Eventually, Peter, Bobby and Sin arrive. It will still be awhile before Davik's chest is closed and she leaves the ER.

Then the tears begin.

"I never thought we'd get this far," Sin says through translation. "I never thought we'd get this second chance.

"Every day I'd hear (Davik) moan and groan in her sleep. I wanted to tell her, but there was nothing I could do to make her better. I never had hope until today."

When Sklansky comes to deliver the good news, Sin steeples her fingers and bows.

"Ah, kun. Ah, kun," (Cambodian for thank you) she says over and over.

"You saved my daughter's life, I'm so happy," she says through translation. "Today is the best day in our lives."

When Davik is wheeled out of the operating room, her mother is allowed to spend a moment with the unconscious child.

With tears streaming down her face, Sin cups the small child's face.
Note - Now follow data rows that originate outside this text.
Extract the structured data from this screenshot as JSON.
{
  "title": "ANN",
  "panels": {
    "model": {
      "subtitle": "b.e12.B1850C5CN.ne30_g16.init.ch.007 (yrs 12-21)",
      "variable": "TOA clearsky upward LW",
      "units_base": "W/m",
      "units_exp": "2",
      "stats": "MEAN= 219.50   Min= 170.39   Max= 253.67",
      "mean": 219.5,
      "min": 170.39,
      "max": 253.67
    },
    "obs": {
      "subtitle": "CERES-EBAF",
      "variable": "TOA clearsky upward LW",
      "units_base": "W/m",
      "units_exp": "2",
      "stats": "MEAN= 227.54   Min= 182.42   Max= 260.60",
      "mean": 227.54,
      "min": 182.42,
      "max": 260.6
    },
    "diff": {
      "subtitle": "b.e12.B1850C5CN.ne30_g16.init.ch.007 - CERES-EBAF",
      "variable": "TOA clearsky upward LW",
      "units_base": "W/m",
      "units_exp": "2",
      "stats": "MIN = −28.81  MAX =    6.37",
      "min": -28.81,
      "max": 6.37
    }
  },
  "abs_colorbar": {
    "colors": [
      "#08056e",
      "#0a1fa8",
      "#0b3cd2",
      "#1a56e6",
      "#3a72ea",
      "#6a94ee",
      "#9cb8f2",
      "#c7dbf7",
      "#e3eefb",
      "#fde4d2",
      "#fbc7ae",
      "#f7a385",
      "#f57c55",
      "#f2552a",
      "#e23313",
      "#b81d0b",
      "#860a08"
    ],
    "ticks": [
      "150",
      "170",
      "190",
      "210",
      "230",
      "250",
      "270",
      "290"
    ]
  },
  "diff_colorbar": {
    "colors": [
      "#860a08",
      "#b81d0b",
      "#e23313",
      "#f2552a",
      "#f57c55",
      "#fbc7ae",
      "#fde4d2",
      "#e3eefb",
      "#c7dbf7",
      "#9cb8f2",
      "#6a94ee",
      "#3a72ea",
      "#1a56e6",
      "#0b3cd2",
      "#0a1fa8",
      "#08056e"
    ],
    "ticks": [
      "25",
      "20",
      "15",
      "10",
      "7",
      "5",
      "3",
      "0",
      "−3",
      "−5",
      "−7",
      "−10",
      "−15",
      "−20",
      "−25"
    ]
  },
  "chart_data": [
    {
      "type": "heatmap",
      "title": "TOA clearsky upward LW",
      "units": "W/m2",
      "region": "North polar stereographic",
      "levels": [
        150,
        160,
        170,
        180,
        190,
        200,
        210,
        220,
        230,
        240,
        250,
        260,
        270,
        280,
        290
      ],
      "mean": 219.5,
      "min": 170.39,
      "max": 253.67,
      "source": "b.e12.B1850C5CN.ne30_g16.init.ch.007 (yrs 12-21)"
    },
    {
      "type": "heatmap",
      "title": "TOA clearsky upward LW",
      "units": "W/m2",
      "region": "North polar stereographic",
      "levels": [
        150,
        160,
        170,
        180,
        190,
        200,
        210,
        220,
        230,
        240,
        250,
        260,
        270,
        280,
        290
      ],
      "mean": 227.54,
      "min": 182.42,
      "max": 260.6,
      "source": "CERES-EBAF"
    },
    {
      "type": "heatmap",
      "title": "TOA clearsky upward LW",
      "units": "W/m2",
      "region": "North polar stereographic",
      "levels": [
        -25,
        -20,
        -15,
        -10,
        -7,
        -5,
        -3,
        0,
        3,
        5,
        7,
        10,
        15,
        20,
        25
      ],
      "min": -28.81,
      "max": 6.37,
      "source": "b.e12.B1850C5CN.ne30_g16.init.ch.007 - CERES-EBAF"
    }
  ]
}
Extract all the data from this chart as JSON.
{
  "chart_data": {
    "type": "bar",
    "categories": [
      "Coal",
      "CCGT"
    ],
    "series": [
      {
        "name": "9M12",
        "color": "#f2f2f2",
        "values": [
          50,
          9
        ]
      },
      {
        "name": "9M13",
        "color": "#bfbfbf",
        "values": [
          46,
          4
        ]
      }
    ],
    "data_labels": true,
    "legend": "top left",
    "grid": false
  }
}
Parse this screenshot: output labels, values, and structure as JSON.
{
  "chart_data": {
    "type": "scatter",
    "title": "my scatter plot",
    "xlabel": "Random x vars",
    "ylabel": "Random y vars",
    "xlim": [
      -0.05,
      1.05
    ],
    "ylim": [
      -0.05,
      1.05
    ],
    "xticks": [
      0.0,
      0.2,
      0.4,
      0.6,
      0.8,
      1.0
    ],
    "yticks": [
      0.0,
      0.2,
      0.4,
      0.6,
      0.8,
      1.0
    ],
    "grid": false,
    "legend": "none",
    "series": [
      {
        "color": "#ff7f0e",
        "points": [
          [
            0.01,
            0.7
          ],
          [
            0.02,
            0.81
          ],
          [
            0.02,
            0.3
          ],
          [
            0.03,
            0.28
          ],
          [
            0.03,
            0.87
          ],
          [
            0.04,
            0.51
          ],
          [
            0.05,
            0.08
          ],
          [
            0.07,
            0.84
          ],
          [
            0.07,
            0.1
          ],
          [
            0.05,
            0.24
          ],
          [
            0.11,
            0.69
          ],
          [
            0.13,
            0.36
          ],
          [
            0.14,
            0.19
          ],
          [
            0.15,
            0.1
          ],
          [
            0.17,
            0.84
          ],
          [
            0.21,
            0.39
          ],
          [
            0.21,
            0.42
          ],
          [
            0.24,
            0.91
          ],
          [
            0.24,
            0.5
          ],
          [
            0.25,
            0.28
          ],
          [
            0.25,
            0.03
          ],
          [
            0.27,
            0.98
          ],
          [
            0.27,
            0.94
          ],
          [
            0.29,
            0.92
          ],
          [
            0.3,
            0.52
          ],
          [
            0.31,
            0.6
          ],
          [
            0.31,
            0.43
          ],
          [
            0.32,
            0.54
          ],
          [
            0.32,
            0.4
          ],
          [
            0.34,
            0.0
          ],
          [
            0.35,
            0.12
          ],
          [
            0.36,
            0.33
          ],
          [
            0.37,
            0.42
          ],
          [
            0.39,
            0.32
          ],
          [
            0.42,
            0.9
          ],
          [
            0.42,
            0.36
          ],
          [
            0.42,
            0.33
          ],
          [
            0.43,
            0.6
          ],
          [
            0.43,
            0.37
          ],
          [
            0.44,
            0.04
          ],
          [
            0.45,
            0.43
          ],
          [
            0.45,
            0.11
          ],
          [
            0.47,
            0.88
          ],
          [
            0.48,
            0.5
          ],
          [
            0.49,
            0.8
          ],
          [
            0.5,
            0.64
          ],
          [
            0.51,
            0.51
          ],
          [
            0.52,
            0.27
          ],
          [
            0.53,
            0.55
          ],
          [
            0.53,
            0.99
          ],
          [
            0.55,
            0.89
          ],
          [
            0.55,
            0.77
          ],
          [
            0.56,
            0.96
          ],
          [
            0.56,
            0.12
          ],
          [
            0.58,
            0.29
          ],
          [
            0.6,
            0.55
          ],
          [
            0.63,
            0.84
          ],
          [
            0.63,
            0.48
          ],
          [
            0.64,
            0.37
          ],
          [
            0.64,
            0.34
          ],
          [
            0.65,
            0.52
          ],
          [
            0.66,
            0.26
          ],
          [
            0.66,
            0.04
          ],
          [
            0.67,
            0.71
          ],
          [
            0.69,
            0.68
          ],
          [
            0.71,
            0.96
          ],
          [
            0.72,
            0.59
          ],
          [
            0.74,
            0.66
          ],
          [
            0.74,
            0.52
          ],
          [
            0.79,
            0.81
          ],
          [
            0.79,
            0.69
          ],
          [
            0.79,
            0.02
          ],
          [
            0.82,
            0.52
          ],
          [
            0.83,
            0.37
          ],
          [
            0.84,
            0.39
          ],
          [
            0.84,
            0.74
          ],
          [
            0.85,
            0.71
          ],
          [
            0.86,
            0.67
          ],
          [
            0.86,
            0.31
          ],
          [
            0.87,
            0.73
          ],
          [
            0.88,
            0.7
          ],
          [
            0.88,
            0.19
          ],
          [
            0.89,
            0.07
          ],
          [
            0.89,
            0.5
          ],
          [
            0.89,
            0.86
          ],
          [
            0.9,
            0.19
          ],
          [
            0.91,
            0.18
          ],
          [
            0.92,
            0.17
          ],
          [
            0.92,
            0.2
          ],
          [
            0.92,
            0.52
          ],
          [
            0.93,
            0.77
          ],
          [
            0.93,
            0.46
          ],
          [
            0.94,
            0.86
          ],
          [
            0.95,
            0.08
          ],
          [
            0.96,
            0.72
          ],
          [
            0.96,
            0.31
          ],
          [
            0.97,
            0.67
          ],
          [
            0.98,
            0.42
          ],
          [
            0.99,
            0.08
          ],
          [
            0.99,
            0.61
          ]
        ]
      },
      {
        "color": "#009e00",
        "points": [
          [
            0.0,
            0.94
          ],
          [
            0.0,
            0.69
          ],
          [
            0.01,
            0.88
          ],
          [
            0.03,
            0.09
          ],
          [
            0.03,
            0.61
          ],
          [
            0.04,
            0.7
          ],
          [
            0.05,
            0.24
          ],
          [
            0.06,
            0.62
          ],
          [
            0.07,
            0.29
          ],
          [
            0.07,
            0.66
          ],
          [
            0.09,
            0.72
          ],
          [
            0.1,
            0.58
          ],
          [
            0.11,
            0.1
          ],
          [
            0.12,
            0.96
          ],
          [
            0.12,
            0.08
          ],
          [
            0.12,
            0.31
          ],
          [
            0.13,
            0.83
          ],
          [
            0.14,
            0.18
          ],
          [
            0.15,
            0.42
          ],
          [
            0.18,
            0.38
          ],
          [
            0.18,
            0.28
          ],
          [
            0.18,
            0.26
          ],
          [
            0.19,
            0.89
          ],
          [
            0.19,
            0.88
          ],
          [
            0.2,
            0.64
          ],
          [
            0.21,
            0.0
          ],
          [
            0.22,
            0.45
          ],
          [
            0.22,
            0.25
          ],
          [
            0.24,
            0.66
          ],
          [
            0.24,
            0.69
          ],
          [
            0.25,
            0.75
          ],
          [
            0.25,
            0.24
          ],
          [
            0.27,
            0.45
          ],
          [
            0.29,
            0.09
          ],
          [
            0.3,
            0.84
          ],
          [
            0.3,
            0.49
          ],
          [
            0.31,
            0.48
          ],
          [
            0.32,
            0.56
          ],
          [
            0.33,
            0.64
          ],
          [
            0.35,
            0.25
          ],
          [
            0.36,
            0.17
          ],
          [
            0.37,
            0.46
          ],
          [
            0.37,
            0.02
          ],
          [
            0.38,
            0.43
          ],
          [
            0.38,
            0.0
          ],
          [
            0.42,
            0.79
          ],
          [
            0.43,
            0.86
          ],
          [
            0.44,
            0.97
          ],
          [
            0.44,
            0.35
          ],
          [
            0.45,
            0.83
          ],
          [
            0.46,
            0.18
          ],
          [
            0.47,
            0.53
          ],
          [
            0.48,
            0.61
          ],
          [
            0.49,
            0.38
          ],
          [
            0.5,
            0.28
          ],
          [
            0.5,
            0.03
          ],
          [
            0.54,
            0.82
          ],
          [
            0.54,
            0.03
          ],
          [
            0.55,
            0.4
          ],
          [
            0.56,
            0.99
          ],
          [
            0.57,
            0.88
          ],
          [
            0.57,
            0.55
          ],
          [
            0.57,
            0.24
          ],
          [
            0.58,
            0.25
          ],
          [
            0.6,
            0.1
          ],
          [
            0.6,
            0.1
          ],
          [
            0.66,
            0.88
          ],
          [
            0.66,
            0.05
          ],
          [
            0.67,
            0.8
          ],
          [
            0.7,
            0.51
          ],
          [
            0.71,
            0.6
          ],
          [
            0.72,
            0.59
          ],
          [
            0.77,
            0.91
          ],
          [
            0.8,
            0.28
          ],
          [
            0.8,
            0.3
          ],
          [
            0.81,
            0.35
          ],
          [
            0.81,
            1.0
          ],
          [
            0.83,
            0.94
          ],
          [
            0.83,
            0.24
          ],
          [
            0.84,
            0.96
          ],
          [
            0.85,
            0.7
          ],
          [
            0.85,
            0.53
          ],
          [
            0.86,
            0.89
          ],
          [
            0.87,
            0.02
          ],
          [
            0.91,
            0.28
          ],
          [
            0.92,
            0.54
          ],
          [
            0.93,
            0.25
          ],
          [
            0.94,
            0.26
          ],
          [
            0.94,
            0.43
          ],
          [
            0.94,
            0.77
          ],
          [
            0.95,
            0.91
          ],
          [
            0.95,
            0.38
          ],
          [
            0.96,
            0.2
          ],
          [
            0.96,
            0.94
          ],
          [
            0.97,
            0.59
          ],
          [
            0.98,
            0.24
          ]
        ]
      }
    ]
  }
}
There are no words. There is no need.

Bobby and Peter stand at her side. They too are crying.

A little later, the three sit in a waiting room waiting to join Davik in the intensive care unit.

"It's like a dream," Peter says. "It feels like I just met (Davik) yesterday. Today, it's real. I just don't know what to say. I'm just so happy for her."

Sin starts to talk rapidly. Bobby says, "She's thanking us for giving her daughter a second chance."

Then he stops and tries to compose his thoughts.

"Maybe I'm the one who owes her daughter something," Bobby says.

He knits his eyebrows still working on the thought.

"I never thought of getting something back in payment," Bobby says. "In Buddhism, we believe in reincarnation. We, Peter and I, we feel like we owed Davik something in a past life. This was our chance to give it back."

Then there are hugs and ah kuns all around.